Ca²⁺ release from intracellular stores occurs via two families of intracellular channels, each with their own specific agonist: Ins(1,4,5)P₃ for the Ins(1,4,5)P₃ receptor and cyclic ADP-ribose (cADPR) for the ryanodine receptor. We now report that cADPR inhibited Ins(1,4,5)P₃-induced Ca²⁺ release in permeabilized A7r5 cells with an IC₅₀ of 20 μM, and in permeabilized 16HBE14o- bronchial mucosal cells with an IC₅₀ of 35 μM. This inhibition was accompanied by an increase in specific [³H]Ins(1,4,5)P₃ binding. 8-Amino-cADPR, but not 8-bromo-cADPR, antagonized this effect of cADPR. The inhibition was prevented by a whole series of inositol phosphates (10 μM) that did not affect Ins(1,4,5)P₃-induced Ca²⁺ release, and by micromolar concentrations of PP_i and various nucleotide di- or triphosphates.

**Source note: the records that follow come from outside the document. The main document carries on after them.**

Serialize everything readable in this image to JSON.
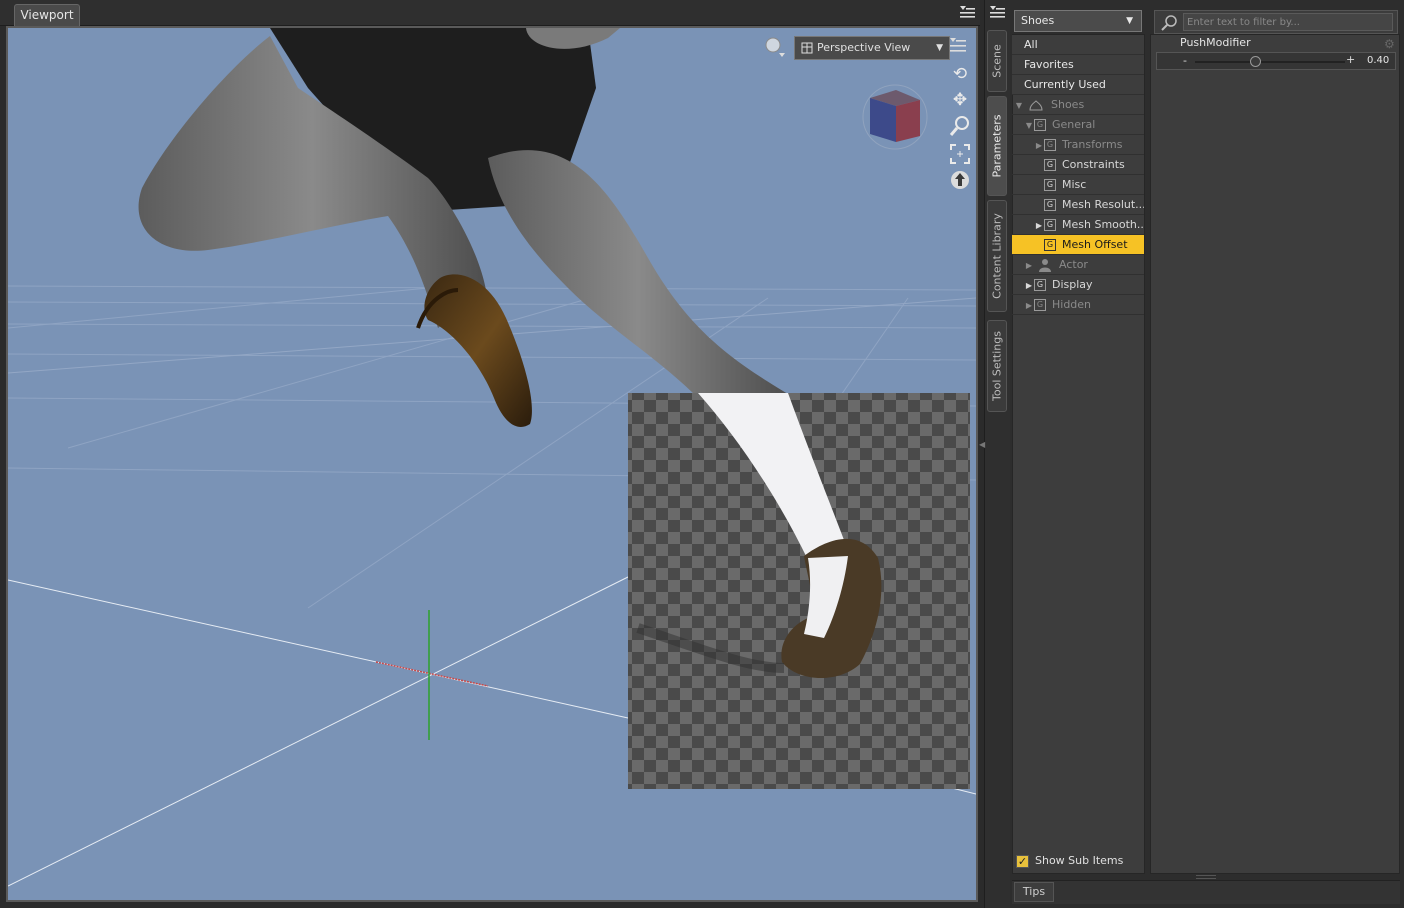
{
  "viewport": {
    "tab_label": "Viewport",
    "view_dropdown": "Perspective View",
    "tools": [
      "orbit-icon",
      "pan-icon",
      "zoom-icon",
      "frame-icon",
      "reset-icon"
    ]
  },
  "side_tabs": [
    "Scene",
    "Parameters",
    "Content Library",
    "Tool Settings"
  ],
  "parameters": {
    "node_selector": "Shoes",
    "filter_placeholder": "Enter text to filter by...",
    "tree": [
      {
        "label": "All",
        "kind": "header"
      },
      {
        "label": "Favorites",
        "kind": "header"
      },
      {
        "label": "Currently Used",
        "kind": "header"
      },
      {
        "label": "Shoes",
        "kind": "node",
        "expanded": true,
        "dim": true
      },
      {
        "label": "General",
        "kind": "group",
        "expanded": true,
        "dim": true
      },
      {
        "label": "Transforms",
        "kind": "group",
        "collapsed": true,
        "dim": true
      },
      {
        "label": "Constraints",
        "kind": "group"
      },
      {
        "label": "Misc",
        "kind": "group"
      },
      {
        "label": "Mesh Resolut...",
        "kind": "group"
      },
      {
        "label": "Mesh Smooth...",
        "kind": "group",
        "collapsed": true
      },
      {
        "label": "Mesh Offset",
        "kind": "group",
        "selected": true
      },
      {
        "label": "Actor",
        "kind": "actor",
        "collapsed": true,
        "dim": true
      },
      {
        "label": "Display",
        "kind": "group",
        "collapsed": true
      },
      {
        "label": "Hidden",
        "kind": "group",
        "collapsed": true,
        "dim": true
      }
    ],
    "show_sub_items_label": "Show Sub Items",
    "show_sub_items_checked": true,
    "property": {
      "name": "PushModifier",
      "value": "0.40",
      "minus": "-",
      "plus": "+",
      "fraction": 0.4
    },
    "tips_label": "Tips"
  },
  "colors": {
    "selection": "#f6c225",
    "viewport_bg": "#7a93b6"
  }
}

We propose that cADPR must interact with a novel regulatory site on the Ins(1,4,5)P₃ receptor or on an associated protein. This site is neither the Ins(1,4,5)P₃-binding domain, which prefers Ins(1,4,5)P₃ and only binds nucleotides and PP_i in the millimolar range, nor the stimulatory adenine nucleotide binding site.